As with the rest of the ballistics journey, the gun designer is always trying to maximise how much of the chemical energy in the propellant ends up causing damage to the target. We saw last week that getting to keep 30% of the energy by the time the bullet leaves the gun is a good return. How do we keep as much of that 30% as possible all the way to the target? And better still, how do we maximise our chances of hitting the target? That’s our focus today.

We’ll start by talking about spin-stabilisation, which is one of the oldest tricks in the book. Then we’ll look at some alternatives, such as using fins to keep the projectile on track. Finally, we’ll touch on some tricks for squeezing out a bit more range.

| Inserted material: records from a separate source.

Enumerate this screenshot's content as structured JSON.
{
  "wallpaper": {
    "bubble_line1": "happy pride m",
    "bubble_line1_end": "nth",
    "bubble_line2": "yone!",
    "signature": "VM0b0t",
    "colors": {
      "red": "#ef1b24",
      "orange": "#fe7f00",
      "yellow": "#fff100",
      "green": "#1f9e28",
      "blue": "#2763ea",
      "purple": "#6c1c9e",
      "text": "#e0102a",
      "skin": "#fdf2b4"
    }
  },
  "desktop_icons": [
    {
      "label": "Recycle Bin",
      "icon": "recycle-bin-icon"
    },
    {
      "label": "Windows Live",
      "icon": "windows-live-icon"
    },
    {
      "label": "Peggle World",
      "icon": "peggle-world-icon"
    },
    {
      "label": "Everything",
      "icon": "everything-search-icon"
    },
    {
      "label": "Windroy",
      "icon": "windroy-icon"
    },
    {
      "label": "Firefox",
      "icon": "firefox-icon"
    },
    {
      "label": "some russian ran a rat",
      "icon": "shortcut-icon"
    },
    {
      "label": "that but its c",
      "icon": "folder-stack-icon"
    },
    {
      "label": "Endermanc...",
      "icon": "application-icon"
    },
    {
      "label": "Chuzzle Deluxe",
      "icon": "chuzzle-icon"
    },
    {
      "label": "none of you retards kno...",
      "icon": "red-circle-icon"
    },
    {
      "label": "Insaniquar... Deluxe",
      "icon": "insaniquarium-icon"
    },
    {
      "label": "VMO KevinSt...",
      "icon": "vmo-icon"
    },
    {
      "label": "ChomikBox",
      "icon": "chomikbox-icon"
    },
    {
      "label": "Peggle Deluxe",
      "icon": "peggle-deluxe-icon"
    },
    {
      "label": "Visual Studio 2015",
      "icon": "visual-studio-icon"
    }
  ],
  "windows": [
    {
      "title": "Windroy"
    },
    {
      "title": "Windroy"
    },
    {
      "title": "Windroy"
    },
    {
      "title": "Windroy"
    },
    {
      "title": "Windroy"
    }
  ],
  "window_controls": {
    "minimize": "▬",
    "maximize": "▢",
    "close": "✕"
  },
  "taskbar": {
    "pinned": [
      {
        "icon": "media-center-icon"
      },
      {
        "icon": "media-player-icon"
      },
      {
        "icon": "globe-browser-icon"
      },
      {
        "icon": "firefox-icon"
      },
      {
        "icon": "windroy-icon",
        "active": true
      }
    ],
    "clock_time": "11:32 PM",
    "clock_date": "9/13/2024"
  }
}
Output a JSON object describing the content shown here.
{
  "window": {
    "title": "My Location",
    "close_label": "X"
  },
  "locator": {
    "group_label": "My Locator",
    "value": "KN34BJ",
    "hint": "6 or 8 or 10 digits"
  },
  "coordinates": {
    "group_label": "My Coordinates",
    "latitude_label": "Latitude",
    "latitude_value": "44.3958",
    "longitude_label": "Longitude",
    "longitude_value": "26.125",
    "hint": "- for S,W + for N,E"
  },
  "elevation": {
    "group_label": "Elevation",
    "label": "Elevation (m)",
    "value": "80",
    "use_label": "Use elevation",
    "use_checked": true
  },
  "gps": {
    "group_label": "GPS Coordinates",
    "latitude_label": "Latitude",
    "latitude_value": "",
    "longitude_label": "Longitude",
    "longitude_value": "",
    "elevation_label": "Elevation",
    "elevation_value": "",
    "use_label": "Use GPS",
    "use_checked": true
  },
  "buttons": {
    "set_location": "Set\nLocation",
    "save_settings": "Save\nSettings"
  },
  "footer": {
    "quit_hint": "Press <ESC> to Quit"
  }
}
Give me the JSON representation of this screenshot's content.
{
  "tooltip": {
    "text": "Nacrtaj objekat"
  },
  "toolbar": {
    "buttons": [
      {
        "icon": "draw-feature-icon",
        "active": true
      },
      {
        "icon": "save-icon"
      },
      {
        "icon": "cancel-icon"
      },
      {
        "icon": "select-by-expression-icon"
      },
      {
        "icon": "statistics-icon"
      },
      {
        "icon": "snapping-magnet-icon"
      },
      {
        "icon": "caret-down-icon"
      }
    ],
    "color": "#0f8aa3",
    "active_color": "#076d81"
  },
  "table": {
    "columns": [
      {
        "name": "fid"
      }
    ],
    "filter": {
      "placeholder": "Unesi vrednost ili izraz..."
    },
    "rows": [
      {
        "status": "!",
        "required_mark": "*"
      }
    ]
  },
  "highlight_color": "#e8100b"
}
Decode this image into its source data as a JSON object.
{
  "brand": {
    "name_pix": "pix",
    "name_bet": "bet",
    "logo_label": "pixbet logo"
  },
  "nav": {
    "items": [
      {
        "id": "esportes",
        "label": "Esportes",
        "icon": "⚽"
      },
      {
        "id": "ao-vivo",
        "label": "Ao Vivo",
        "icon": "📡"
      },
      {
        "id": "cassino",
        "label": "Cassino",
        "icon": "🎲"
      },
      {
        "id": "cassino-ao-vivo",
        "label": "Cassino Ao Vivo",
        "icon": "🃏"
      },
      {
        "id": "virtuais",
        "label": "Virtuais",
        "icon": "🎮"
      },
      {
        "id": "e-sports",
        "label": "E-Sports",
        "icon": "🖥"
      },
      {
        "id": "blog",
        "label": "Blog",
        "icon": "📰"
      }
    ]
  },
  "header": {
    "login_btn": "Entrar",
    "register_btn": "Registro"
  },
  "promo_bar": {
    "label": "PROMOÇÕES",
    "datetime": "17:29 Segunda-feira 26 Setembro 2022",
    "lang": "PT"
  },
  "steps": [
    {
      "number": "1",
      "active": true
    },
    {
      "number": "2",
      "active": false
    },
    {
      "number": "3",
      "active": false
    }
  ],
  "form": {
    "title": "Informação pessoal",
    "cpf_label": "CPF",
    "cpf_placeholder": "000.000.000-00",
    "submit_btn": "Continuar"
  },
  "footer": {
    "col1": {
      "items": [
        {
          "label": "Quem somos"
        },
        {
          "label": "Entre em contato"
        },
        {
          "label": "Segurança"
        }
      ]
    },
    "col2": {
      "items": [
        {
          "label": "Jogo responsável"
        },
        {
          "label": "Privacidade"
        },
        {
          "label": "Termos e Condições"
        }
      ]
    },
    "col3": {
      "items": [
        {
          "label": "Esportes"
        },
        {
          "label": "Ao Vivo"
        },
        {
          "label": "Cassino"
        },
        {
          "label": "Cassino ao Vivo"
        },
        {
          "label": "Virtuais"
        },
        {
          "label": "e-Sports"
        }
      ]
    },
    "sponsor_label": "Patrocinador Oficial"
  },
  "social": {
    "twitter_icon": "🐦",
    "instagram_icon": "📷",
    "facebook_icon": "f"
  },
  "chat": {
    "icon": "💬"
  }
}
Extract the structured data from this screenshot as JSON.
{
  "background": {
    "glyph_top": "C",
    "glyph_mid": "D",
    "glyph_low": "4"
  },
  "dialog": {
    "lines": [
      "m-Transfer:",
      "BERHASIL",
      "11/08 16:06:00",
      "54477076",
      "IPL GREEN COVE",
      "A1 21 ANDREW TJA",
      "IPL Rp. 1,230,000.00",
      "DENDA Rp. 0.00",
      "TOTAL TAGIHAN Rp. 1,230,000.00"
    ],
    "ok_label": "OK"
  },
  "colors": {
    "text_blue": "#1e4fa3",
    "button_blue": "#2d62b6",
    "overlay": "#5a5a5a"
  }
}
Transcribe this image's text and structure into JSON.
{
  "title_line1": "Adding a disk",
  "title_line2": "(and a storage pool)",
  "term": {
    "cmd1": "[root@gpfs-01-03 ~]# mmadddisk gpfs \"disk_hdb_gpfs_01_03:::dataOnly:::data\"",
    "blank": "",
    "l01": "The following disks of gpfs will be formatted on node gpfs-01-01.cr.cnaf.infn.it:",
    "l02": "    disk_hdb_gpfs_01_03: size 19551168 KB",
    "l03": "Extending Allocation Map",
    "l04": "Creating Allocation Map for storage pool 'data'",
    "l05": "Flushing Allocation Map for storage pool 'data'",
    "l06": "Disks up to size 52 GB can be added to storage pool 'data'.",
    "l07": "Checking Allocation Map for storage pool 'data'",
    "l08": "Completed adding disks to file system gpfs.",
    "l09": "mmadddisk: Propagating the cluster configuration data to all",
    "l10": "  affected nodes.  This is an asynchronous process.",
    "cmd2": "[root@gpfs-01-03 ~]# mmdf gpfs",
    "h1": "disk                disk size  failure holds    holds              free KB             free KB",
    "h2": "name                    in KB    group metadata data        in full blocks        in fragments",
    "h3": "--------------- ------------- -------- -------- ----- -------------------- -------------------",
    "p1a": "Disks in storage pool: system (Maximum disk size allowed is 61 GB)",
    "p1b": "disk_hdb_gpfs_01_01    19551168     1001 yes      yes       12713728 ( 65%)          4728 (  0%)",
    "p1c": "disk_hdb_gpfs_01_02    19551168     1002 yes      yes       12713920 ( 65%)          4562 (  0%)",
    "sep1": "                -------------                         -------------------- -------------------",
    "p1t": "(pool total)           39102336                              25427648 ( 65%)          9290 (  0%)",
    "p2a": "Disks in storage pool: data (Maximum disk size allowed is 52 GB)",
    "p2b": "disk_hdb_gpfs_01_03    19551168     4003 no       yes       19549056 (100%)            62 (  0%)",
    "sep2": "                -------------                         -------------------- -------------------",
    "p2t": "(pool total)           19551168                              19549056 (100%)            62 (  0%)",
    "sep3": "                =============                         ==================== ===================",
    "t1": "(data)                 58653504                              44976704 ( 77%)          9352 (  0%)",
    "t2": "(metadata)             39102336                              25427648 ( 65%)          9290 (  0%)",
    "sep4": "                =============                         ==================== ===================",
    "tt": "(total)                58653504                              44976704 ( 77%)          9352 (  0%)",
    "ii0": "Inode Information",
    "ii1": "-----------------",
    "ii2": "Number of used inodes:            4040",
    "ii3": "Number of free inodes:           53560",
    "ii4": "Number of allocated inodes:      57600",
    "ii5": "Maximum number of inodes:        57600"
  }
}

Before that, however, I’ll encourage you to subscribe to the blog using the link below. As always, I’d love to see your comments below, or you can contact me via webform here or email here. Finally, if you’ve enjoyed this read, please share it with a friend.

If you enjoy this blog and want to support it, please consider a donation. Keeping this blog going doesn’t cost much, but it isn’t free either, so any help would be very much appreciated👍

Spinning the bullet improves accuracy

Why is this?

A bullet² which spins quickly as it travels through the air is more likely to stay on its intended course and not veer off wildly in some other direction. This is clearly a good thing, and a step up from the early days of firearms.

A spinning bullet works better for the same reason that a spinning top doesn’t fall over: the gyroscopic effect. Any little disturbance in the air, which would cause a non-spinning bullet to tumble wildly, turns a spinning bullet around a second axis instead, in a motion called precession:

Spinning bullets are so much like spinning tops that there’s a YouTube trend of wonderful idiots firing pistols into ice to see the bullets bounce out and behave like little spinning tops. I say “idiots” because this is not safe, and “wonderful” because it gives us this amazing phenomenon:

Bullets need to spin fast enough to keep them from “falling over” into the airflow (i.e. tumbling). You can see at the end of the clip above when it finally runs out of energy and topples. There’s no point in spinning them any faster than this, however, since it brings no extra benefit³. It takes energy to spin up the bullet (more on this below), so the spin rate is carefully selected to be just right.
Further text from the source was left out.